What role did cross-functional partnerships play in the denial reduction results?
Cross-functional partnerships were essential to sustainable denial reduction. Because the primary denial drivers, missing authorizations, medical necessity documentation, and patient status errors, originated in clinical and operational workflows rather than billing, fixing them required collaboration across physicians, case management, utilization review, and clinical documentation improvement. Billing-only approaches cannot access these upstream failure points, which is why traditional denial management rarely produces sustained rate reductions.
Why did the hospital's prior billing arrangement fail to address these problems?

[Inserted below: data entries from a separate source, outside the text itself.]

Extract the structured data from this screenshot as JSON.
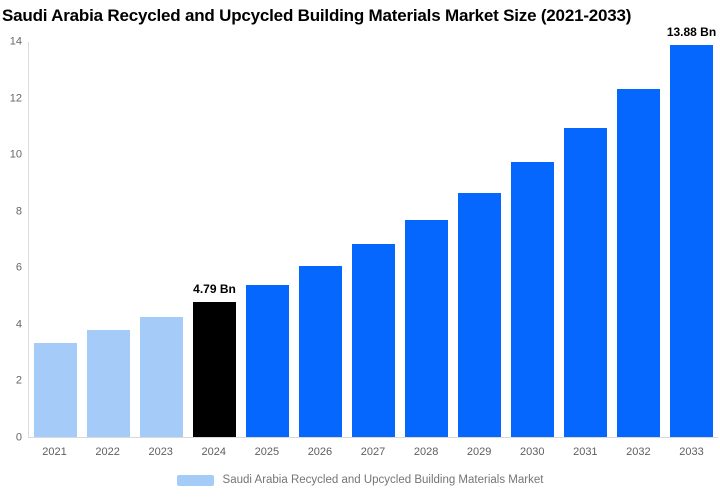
{
  "chart_data": {
    "type": "bar",
    "title": "Saudi Arabia Recycled and Upcycled Building Materials Market Size (2021-2033)",
    "categories": [
      "2021",
      "2022",
      "2023",
      "2024",
      "2025",
      "2026",
      "2027",
      "2028",
      "2029",
      "2030",
      "2031",
      "2032",
      "2033"
    ],
    "values": [
      3.32,
      3.78,
      4.24,
      4.79,
      5.39,
      6.07,
      6.83,
      7.68,
      8.65,
      9.73,
      10.95,
      12.33,
      13.88
    ],
    "bar_segments": [
      "historical",
      "historical",
      "historical",
      "highlight",
      "forecast",
      "forecast",
      "forecast",
      "forecast",
      "forecast",
      "forecast",
      "forecast",
      "forecast",
      "forecast"
    ],
    "annotations": [
      {
        "category": "2024",
        "text": "4.79 Bn"
      },
      {
        "category": "2033",
        "text": "13.88 Bn"
      }
    ],
    "unit": "Bn",
    "xlabel": "",
    "ylabel": "",
    "ylim": [
      0,
      14
    ],
    "ytick_step": 2,
    "yticks": [
      0,
      2,
      4,
      6,
      8,
      10,
      12,
      14
    ],
    "grid": false,
    "legend_position": "bottom",
    "legend": {
      "label": "Saudi Arabia Recycled and Upcycled Building Materials Market",
      "swatch_color_key": "historical"
    }
  },
  "palette": {
    "historical": "#A5CCF9",
    "highlight": "#000000",
    "forecast": "#0667FE",
    "axis_line": "#d9d9d9",
    "tick_text": "#666666",
    "legend_text": "#757575",
    "title_text": "#000000"
  }
}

The prior billing arrangement was structured as a transactional vendor relationship with accountability for activity, not outcomes. The vendor processed claims, managed denials, and posted payments, but had no scope, access, or accountability for credentialing monitoring, system configuration, front-end intake processes, or cross-functional clinical partnerships. Without embedded access to the full operational environment, the most significant revenue cycle problems remained invisible and unaddressed.
What infrastructure did Revascent build at the hospital to sustain the improvement?
Revascent built several ongoing operational infrastructure improvements during the engagement: credentialing monitoring and reporting systems to prevent future enrollment gaps; payer-specific AR follow-up workflows; claim scrubber rule sets aligned with current payer requirements; and denial tracking and root cause reporting that enabled the team to identify emerging denial patterns before they compounded. These improvements are designed to sustain financial performance gains beyond the initial engagement window.